Chapitre 8. LA VOIX QUI TUE LE SILENCE
Les cloches sonnaient dans les villages…
Non pas celles des tambours du peuple, mais celles des églises construites par les prêtres venus d’ailleurs.
Les murs étaient hauts, les croix bien dressées, les chants étrangers résonnaient…
Mais leurs fondations ? Elles n’étaient bâties ni sur la justice, ni sur la vérité.
Les gens murmuraient que Dieu n’y descendait pas.
Même les arbres les plus anciens se détournaient de leurs toits.
Et Awa, un jour, dit tout haut ce que les autres n’osaient même pas penser.
— "Vous bâtissez des églises, mais pas votre propre foi.
Vos prières n’atteindront pas le ciel, car vos cœurs n’y montent pas."
Les mots volèrent comme des flèches dans le vent.
Ils atteignirent les oreilles du Père Joseph, le chef spirituel des missionnaires.
Il trembla. Il rougit. Il écuma de rage.
— "Cette enfant parle comme si elle avait vu Dieu.
Elle est un danger, un poison, une hérésie vivante."
D’abord, ils tentèrent la douceur.
Des cadeaux. Des vivres. Des robes blanches. Des livres dorés.
Un jour, trois prêtres vinrent jusqu’à elle, humblement vêtus.
— "Petite Awa, tu es sage, mais tu n’es qu’une jeune fille. Viens avec nous. Tu seras bien traitée. On t’écoutera."
— "Vous m’écoutez déjà, dit-elle en souriant. Mais vous ne m’entendez pas. C’est votre peur, pas votre foi, qui vous amène ici."
Et elle refusa.
Alors, ils choisirent l’autre voie.
"Faites-la taire", murmura le Père Joseph. "Par tous les moyens. Qu’elle ne prophétise plus jamais."

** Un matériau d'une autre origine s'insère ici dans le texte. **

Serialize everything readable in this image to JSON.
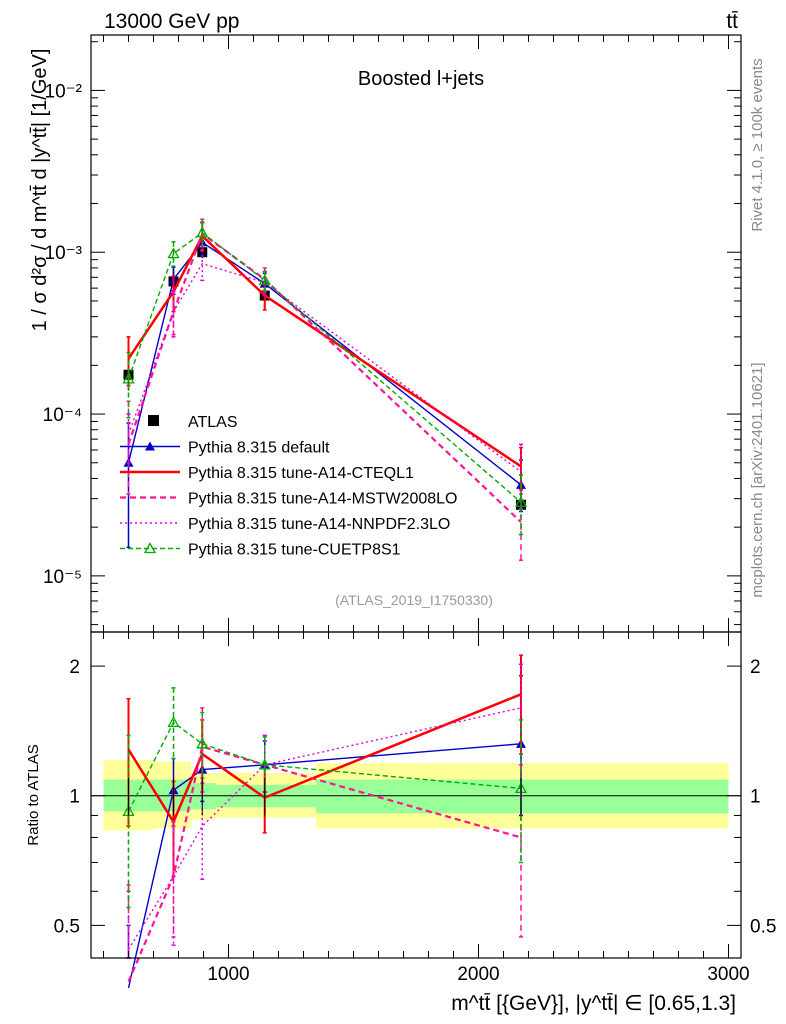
{
  "header": {
    "left": "13000 GeV pp",
    "right": "tt̄"
  },
  "side_labels": {
    "rivet": "Rivet 4.1.0, ≥ 100k events",
    "mcplots": "mcplots.cern.ch [arXiv:2401.10621]"
  },
  "chart_data": {
    "type": "line",
    "title": "Boosted l+jets",
    "analysis_tag": "(ATLAS_2019_I1750330)",
    "ylabel": "1 / σ d²σ / d m^tt̄ d |y^tt̄| [1/GeV]",
    "xlabel": "m^tt̄ [{GeV}], |y^tt̄| ∈ [0.65,1.3]",
    "ratio_ylabel": "Ratio to ATLAS",
    "xlim": [
      450,
      3050
    ],
    "ylim": [
      4.5e-06,
      0.022
    ],
    "yscale": "log",
    "ratio_ylim": [
      0.42,
      2.4
    ],
    "x_ticks": [
      1000,
      2000,
      3000
    ],
    "x_tick_labels": [
      "1000",
      "2000",
      "3000"
    ],
    "y_tick_labels": [
      "10⁻⁵",
      "10⁻⁴",
      "10⁻³",
      "10⁻²"
    ],
    "ratio_tick_labels": [
      "0.5",
      "1",
      "2"
    ],
    "x": [
      600,
      780,
      895,
      1145,
      2170
    ],
    "bin_edges": [
      500,
      700,
      850,
      950,
      1350,
      3000
    ],
    "band_inner": [
      [
        0.92,
        1.09
      ],
      [
        0.92,
        1.09
      ],
      [
        0.93,
        1.07
      ],
      [
        0.94,
        1.06
      ],
      [
        0.91,
        1.09
      ]
    ],
    "band_outer": [
      [
        0.83,
        1.21
      ],
      [
        0.84,
        1.2
      ],
      [
        0.88,
        1.13
      ],
      [
        0.89,
        1.13
      ],
      [
        0.84,
        1.19
      ]
    ],
    "legend": [
      "ATLAS",
      "Pythia 8.315 default",
      "Pythia 8.315 tune-A14-CTEQL1",
      "Pythia 8.315 tune-A14-MSTW2008LO",
      "Pythia 8.315 tune-A14-NNPDF2.3LO",
      "Pythia 8.315 tune-CUETP8S1"
    ],
    "data": {
      "name": "ATLAS",
      "values": [
        0.000175,
        0.00066,
        0.001,
        0.00054,
        2.75e-05
      ],
      "color": "#000000"
    },
    "series": [
      {
        "name": "Pythia 8.315 default",
        "color": "#0000cc",
        "dash": "",
        "marker": "triangle-filled",
        "values": [
          5e-05,
          0.00068,
          0.00115,
          0.00064,
          3.65e-05
        ],
        "err_lo": [
          1.5e-05,
          0.00055,
          0.00095,
          0.00055,
          2.5e-05
        ],
        "err_hi": [
          8.8e-05,
          0.00081,
          0.00137,
          0.00074,
          5.2e-05
        ]
      },
      {
        "name": "Pythia 8.315 tune-A14-CTEQL1",
        "color": "#ff0000",
        "dash": "",
        "marker": "none",
        "values": [
          0.00022,
          0.00057,
          0.00126,
          0.00054,
          4.75e-05
        ],
        "err_lo": [
          0.00015,
          0.00043,
          0.00102,
          0.00044,
          3.4e-05
        ],
        "err_hi": [
          0.0003,
          0.00071,
          0.00152,
          0.00064,
          6.2e-05
        ]
      },
      {
        "name": "Pythia 8.315 tune-A14-MSTW2008LO",
        "color": "#ff1493",
        "dash": "6 4",
        "marker": "none",
        "values": [
          6.5e-05,
          0.00043,
          0.0013,
          0.00068,
          2.15e-05
        ],
        "err_lo": [
          3.2e-05,
          0.00031,
          0.00103,
          0.00057,
          1.25e-05
        ],
        "err_hi": [
          0.00012,
          0.00057,
          0.0016,
          0.0008,
          3.2e-05
        ]
      },
      {
        "name": "Pythia 8.315 tune-A14-NNPDF2.3LO",
        "color": "#dd00dd",
        "dash": "2 3",
        "marker": "none",
        "values": [
          7.5e-05,
          0.00043,
          0.00085,
          0.00065,
          4.4e-05
        ],
        "err_lo": [
          5e-05,
          0.0003,
          0.00067,
          0.00054,
          2.6e-05
        ],
        "err_hi": [
          0.0001,
          0.00058,
          0.00103,
          0.00076,
          6.5e-05
        ]
      },
      {
        "name": "Pythia 8.315 tune-CUETP8S1",
        "color": "#00aa00",
        "dash": "5 3",
        "marker": "triangle-open",
        "values": [
          0.000165,
          0.00098,
          0.00132,
          0.00067,
          2.85e-05
        ],
        "err_lo": [
          9.5e-05,
          0.00082,
          0.0011,
          0.00058,
          1.8e-05
        ],
        "err_hi": [
          0.00024,
          0.00116,
          0.00154,
          0.00076,
          4.2e-05
        ]
      }
    ],
    "ratio_series": [
      {
        "values": [
          0.28,
          1.03,
          1.15,
          1.18,
          1.32
        ],
        "err_lo": [
          0.1,
          0.85,
          0.97,
          1.02,
          0.9
        ],
        "err_hi": [
          0.5,
          1.22,
          1.33,
          1.34,
          1.9
        ]
      },
      {
        "values": [
          1.28,
          0.87,
          1.25,
          0.99,
          1.72
        ],
        "err_lo": [
          0.85,
          0.65,
          1.02,
          0.82,
          1.25
        ],
        "err_hi": [
          1.68,
          1.08,
          1.5,
          1.18,
          2.12
        ]
      },
      {
        "values": [
          0.37,
          0.65,
          1.3,
          1.18,
          0.8
        ],
        "err_lo": [
          0.17,
          0.47,
          1.02,
          1.0,
          0.47
        ],
        "err_hi": [
          0.62,
          0.85,
          1.6,
          1.38,
          1.18
        ]
      },
      {
        "values": [
          0.44,
          0.65,
          0.85,
          1.18,
          1.6
        ],
        "err_lo": [
          0.29,
          0.45,
          0.64,
          1.0,
          1.0
        ],
        "err_hi": [
          0.6,
          0.87,
          1.07,
          1.38,
          2.02
        ]
      },
      {
        "values": [
          0.92,
          1.48,
          1.32,
          1.18,
          1.04
        ],
        "err_lo": [
          0.55,
          1.22,
          1.1,
          1.0,
          0.7
        ],
        "err_hi": [
          1.38,
          1.78,
          1.56,
          1.37,
          1.5
        ]
      }
    ],
    "data_ratio_err": [
      0.2,
      0.2,
      0.08,
      0.08,
      0.1
    ]
  }
}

Un plan fut lancé dans l’ombre.
On parla de poison, d’accident, de disparition discrète.
Mais la voix d’Awa volait plus vite que leurs complots.

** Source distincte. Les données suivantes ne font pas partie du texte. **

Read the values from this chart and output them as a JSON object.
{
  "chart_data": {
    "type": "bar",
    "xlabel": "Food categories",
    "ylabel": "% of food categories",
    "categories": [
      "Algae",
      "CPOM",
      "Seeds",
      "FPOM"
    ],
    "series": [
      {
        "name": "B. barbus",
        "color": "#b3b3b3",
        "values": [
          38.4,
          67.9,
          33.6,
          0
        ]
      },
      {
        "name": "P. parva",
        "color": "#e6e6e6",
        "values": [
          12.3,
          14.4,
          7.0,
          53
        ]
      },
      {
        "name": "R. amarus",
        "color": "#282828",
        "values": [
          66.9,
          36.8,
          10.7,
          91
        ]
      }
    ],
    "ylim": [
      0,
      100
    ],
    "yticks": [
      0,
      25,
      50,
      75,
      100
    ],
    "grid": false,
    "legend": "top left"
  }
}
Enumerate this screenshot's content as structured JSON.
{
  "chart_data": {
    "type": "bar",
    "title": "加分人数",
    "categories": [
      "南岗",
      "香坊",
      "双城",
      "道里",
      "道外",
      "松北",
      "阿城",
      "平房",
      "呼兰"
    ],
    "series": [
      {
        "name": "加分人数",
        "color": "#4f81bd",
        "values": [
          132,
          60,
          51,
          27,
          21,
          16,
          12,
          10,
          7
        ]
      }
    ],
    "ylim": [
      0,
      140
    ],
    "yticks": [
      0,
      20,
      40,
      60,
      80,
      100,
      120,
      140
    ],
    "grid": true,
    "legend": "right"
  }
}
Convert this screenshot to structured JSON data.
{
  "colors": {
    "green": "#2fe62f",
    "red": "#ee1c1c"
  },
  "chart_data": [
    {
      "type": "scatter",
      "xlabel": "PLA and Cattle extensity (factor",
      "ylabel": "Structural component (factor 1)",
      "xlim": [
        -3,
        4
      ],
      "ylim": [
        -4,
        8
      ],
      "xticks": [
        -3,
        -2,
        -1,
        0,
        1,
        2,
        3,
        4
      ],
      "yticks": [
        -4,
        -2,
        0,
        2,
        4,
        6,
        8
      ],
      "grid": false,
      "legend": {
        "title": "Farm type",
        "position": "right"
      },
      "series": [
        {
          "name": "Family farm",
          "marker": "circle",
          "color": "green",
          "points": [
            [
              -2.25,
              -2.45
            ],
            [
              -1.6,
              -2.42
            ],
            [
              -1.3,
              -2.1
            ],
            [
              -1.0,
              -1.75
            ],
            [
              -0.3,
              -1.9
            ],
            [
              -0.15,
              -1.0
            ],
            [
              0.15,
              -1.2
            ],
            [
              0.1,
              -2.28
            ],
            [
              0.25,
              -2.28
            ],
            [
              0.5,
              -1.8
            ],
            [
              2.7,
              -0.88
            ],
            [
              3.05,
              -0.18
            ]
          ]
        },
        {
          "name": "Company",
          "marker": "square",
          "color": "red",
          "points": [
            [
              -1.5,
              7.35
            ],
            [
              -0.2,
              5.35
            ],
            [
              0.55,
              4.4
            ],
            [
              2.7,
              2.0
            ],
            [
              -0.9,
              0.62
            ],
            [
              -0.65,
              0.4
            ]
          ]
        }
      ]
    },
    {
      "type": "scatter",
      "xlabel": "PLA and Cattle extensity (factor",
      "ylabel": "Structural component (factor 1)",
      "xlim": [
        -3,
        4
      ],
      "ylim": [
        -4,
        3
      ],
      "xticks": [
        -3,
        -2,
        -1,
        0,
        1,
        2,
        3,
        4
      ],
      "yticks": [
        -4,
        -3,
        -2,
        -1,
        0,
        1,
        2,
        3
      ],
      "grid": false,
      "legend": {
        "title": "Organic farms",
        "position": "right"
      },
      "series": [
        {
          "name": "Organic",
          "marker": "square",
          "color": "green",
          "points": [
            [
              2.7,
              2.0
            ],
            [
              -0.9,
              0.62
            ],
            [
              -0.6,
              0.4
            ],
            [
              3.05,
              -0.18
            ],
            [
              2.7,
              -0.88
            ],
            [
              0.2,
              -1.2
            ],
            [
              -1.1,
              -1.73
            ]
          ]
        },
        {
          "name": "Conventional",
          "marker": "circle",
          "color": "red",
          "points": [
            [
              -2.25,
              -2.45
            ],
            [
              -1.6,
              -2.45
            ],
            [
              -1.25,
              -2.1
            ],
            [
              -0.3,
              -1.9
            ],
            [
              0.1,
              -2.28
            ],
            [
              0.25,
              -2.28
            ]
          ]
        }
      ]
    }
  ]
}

De son côté, le gouverneur Arnaud Delambre, toujours intrigué, voulut lui aussi la voir.
Quand il apprit que les prêtres tentaient de la faire disparaître, il s’emporta :
— "Elle m’a échappé une fois, mais si vous la détruisez, vous détruirez aussi ce mystère qui m’intrigue. Je veux la voir, moi seul !"
Il fit porter un message au village.
Mais Awa avait pris les devants.
Elle avait écrit elle-même au gouverneur.

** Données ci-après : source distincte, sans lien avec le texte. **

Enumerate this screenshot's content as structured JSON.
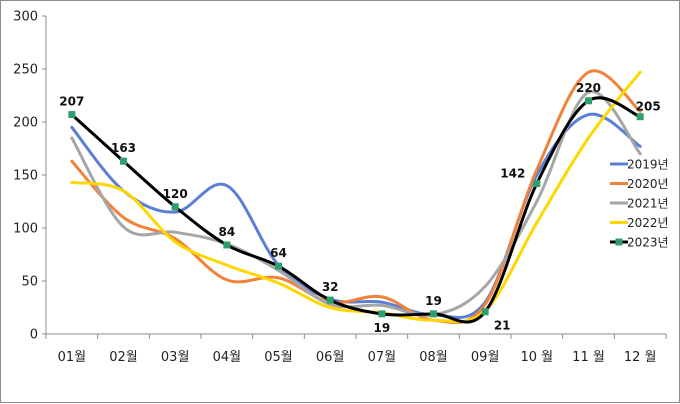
{
  "chart_data": {
    "type": "line",
    "title": "",
    "xlabel": "",
    "ylabel": "",
    "ylim": [
      0,
      300
    ],
    "yticks": [
      0,
      50,
      100,
      150,
      200,
      250,
      300
    ],
    "grid": false,
    "legend_position": "right",
    "categories": [
      "01월",
      "02월",
      "03월",
      "04월",
      "05월",
      "06월",
      "07월",
      "08월",
      "09월",
      "10 월",
      "11 월",
      "12 월"
    ],
    "series": [
      {
        "name": "2019년",
        "color": "#5b7fd4",
        "values": [
          195,
          135,
          115,
          140,
          65,
          33,
          30,
          18,
          30,
          150,
          207,
          177
        ]
      },
      {
        "name": "2020년",
        "color": "#f0823a",
        "values": [
          163,
          110,
          90,
          51,
          53,
          30,
          35,
          13,
          28,
          155,
          247,
          210
        ]
      },
      {
        "name": "2021년",
        "color": "#a6a6a6",
        "values": [
          185,
          101,
          96,
          85,
          60,
          28,
          27,
          18,
          45,
          125,
          228,
          170
        ]
      },
      {
        "name": "2022년",
        "color": "#ffd700",
        "values": [
          143,
          135,
          87,
          65,
          48,
          25,
          20,
          13,
          22,
          105,
          185,
          247
        ]
      },
      {
        "name": "2023년",
        "color": "#000000",
        "values": [
          207,
          163,
          120,
          84,
          64,
          32,
          19,
          19,
          21,
          142,
          220,
          205
        ],
        "labels": [
          "207",
          "163",
          "120",
          "84",
          "64",
          "32",
          "19",
          "19",
          "21",
          "142",
          "220",
          "205"
        ]
      }
    ]
  }
}
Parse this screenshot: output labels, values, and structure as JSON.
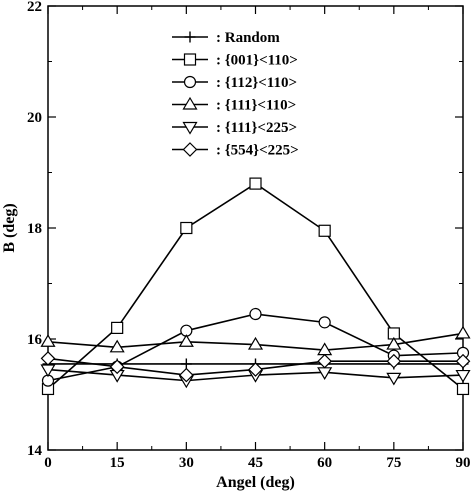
{
  "chart_data": {
    "type": "line",
    "title": "",
    "xlabel": "Angel (deg)",
    "ylabel": "B (deg)",
    "xlim": [
      0,
      90
    ],
    "ylim": [
      14,
      22
    ],
    "xticks": [
      0,
      15,
      30,
      45,
      60,
      75,
      90
    ],
    "yticks": [
      14,
      16,
      18,
      20,
      22
    ],
    "grid": false,
    "legend_position": "top-left",
    "x": [
      0,
      15,
      30,
      45,
      60,
      75,
      90
    ],
    "series": [
      {
        "name": ": Random",
        "marker": "plus",
        "values": [
          15.55,
          15.55,
          15.55,
          15.55,
          15.55,
          15.55,
          15.55
        ]
      },
      {
        "name": ": {001}<110>",
        "marker": "square",
        "values": [
          15.1,
          16.2,
          18.0,
          18.8,
          17.95,
          16.1,
          15.1
        ]
      },
      {
        "name": ": {112}<110>",
        "marker": "circle",
        "values": [
          15.25,
          15.5,
          16.15,
          16.45,
          16.3,
          15.7,
          15.75
        ]
      },
      {
        "name": ": {111}<110>",
        "marker": "triangle-up",
        "values": [
          15.95,
          15.85,
          15.95,
          15.9,
          15.8,
          15.9,
          16.1
        ]
      },
      {
        "name": ": {111}<225>",
        "marker": "triangle-down",
        "values": [
          15.45,
          15.35,
          15.25,
          15.35,
          15.4,
          15.3,
          15.35
        ]
      },
      {
        "name": ": {554}<225>",
        "marker": "diamond",
        "values": [
          15.65,
          15.5,
          15.35,
          15.45,
          15.6,
          15.6,
          15.6
        ]
      }
    ]
  }
}
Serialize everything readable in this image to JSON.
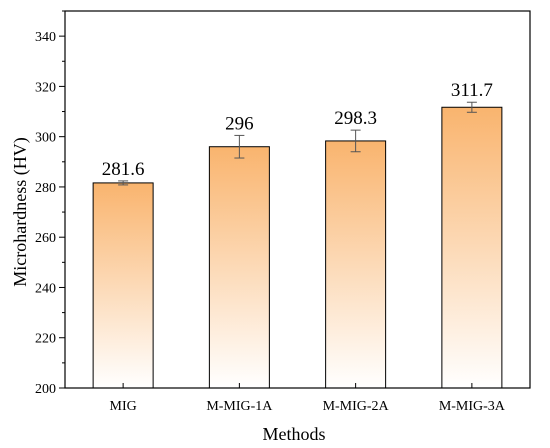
{
  "colors": {
    "bar_top": "#f9b46e",
    "bar_bottom": "#ffffff",
    "axis": "#000000",
    "error_bar": "#555555"
  },
  "chart_data": {
    "type": "bar",
    "title": "",
    "xlabel": "Methods",
    "ylabel": "Microhardness (HV)",
    "categories": [
      "MIG",
      "M-MIG-1A",
      "M-MIG-2A",
      "M-MIG-3A"
    ],
    "values": [
      281.6,
      296,
      298.3,
      311.7
    ],
    "value_labels": [
      "281.6",
      "296",
      "298.3",
      "311.7"
    ],
    "errors": [
      0.8,
      4.5,
      4.3,
      2.0
    ],
    "ylim": [
      200,
      350
    ],
    "yticks": [
      200,
      220,
      240,
      260,
      280,
      300,
      320,
      340
    ],
    "grid": false,
    "legend": "none"
  }
}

Un vieux soldat, porteur du message, lut à voix haute devant le conseil du Fort :
— "Dis à tes prêtres ceci : s’ils arrêtent de me chercher pour me tuer, ils finiront par me trouver. Et alors, je viendrai à toi. Je te ferai cet honneur."
Le silence dans la salle fut pesant.
Certains rirent. D’autres froncèrent les sourcils.
Arnaud, lui, sourit doucement.
— "Quel courage… ou quelle folie…"
Il donna l’ordre que sa sécurité soit assurée, et que les prêtres cessent toute tentative contre elle.
Mais le Père Joseph refusa d’obéir.
— "Je lèverai pas le cœur, dit-il, mais je ne baisse pas les bras non plus. Le ciel doit choisir entre elle… et nous."
Ainsi, la tension monta dans le silence des jours à venir.
D’un côté, le gouverneur attendait.
De l’autre, les prêtres tremblaient de peur que leur dogme soit mis à nu.
Et au milieu, Awa… marchait lentement vers son destin.
Car dans le ciel, l’ange qui devait descendre était déjà debout.
Il attendait seulement que le temps soit mûr…
Et que la voix d’une jeune fille brave le tonnerre du monde.